Whenever i listen any romantic song ,I feel like I am in some network connection of wi-fi named LOVE.
When I shut down my eyes, i find her but she is covering her face. I find her dancing,coming close to me nut also hitting me and kicking me down.She is still a mystery for me .I am not able to sketch her in my mind or even in ma heart.I can just sense her feelings and emotions.
I can identify her approaching towards me. But why doesn’t she uncurtain her face. As soon as i open my eyes ,i feel like i have come in some sort of taruma.I am dying to have a mesmerizing glimpse of my sweetheart but i can just feel her around thinking she is somewhere around me. But couldn’t be able to reveal her presence. Then a question strikes in my mind “WHERE IS SHE”…???
After having some sad songs, i feel like i am the most sadest lover of my age.(That sounds so weird…lolz..:D).
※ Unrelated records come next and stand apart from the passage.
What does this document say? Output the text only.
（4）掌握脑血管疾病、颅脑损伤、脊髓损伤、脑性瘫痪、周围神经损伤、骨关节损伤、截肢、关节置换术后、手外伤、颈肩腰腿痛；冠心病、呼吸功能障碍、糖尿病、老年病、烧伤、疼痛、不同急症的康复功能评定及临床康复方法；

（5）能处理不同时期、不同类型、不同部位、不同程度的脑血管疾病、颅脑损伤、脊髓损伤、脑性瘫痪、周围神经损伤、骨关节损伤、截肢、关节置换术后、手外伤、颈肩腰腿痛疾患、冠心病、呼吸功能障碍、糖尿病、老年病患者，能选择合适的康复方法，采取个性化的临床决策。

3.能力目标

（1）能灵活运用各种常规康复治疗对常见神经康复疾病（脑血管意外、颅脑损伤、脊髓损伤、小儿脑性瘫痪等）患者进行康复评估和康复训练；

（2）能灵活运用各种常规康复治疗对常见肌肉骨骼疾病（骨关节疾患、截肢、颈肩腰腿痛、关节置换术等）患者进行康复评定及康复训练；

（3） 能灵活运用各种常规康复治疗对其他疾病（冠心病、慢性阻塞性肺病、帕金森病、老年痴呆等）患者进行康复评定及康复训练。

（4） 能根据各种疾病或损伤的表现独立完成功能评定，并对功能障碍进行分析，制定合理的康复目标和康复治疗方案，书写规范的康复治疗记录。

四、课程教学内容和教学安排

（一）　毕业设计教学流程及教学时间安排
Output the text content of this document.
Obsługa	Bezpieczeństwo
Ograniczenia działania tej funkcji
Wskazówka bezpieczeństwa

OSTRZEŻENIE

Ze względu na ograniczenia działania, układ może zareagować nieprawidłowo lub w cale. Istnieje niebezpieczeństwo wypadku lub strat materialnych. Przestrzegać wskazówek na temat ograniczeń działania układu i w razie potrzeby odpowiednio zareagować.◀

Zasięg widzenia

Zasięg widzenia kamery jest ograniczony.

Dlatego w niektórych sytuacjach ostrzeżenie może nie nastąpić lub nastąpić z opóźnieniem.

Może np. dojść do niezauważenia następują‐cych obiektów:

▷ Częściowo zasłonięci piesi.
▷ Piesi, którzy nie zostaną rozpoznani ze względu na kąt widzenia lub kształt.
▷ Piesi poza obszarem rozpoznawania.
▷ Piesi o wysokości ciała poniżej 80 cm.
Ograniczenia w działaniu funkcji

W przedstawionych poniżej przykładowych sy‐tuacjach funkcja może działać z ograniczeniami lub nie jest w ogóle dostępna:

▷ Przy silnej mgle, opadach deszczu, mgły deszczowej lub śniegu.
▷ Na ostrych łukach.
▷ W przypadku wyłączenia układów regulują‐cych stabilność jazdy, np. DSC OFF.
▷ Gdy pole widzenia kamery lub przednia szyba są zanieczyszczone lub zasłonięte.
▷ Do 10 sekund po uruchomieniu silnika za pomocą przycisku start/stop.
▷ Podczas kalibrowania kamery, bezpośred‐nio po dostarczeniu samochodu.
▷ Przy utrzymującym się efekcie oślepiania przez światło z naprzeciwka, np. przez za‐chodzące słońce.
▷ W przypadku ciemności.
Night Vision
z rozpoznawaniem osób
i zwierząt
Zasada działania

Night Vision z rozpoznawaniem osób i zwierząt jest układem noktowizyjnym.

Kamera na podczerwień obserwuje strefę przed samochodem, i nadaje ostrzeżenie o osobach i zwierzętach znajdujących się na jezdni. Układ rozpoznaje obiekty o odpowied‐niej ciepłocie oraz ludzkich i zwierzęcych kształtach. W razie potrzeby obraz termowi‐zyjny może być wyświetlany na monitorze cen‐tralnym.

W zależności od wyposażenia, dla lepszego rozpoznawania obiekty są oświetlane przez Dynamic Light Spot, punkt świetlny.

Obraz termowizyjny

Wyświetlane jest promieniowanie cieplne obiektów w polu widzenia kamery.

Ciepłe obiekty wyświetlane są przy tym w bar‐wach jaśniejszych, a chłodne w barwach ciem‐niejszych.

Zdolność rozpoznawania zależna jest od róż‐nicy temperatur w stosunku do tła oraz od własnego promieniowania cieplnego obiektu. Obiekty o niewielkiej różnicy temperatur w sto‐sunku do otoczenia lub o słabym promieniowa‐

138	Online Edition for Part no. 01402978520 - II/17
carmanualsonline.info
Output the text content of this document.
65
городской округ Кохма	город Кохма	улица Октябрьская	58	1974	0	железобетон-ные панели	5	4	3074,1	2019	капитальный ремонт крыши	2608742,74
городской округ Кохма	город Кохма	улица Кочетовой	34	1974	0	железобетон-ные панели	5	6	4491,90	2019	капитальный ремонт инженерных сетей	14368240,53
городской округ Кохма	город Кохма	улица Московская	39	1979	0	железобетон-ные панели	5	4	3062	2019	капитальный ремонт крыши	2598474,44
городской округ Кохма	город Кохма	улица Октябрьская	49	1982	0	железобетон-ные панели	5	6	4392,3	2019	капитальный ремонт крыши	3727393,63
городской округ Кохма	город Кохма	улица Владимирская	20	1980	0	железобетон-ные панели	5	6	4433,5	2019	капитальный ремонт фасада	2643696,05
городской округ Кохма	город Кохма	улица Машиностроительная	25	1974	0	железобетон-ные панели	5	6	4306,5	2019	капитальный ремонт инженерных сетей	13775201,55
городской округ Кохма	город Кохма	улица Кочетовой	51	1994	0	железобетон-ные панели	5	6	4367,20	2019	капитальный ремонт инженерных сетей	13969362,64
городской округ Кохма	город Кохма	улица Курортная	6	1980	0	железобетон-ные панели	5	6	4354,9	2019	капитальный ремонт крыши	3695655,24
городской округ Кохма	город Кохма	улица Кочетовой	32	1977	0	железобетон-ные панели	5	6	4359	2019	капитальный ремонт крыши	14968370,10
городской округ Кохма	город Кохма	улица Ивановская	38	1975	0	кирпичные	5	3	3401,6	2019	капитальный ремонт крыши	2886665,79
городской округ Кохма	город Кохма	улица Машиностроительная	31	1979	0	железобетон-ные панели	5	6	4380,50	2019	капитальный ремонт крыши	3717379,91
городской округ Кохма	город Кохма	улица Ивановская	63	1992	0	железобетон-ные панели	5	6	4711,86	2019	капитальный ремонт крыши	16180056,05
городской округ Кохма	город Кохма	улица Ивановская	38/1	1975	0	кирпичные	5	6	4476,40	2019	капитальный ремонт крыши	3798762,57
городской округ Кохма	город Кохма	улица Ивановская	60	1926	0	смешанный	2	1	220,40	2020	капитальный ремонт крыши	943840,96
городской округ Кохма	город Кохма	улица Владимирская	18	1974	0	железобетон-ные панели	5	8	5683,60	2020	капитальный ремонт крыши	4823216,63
I guess she will never come to me . I feel so lone that time is eating me and I can’t do anything except being an spectator. Why she has gone away so far…?? I want meet her and exhale evrything buried beneath the catacomb of my heart. But then again a question strikes how will i find her ..?? Where is she..??
But assurance of love and my affection towards her lightens the hope that i will find her sometime. It is all about to dig out “WHERE IS SHE…???”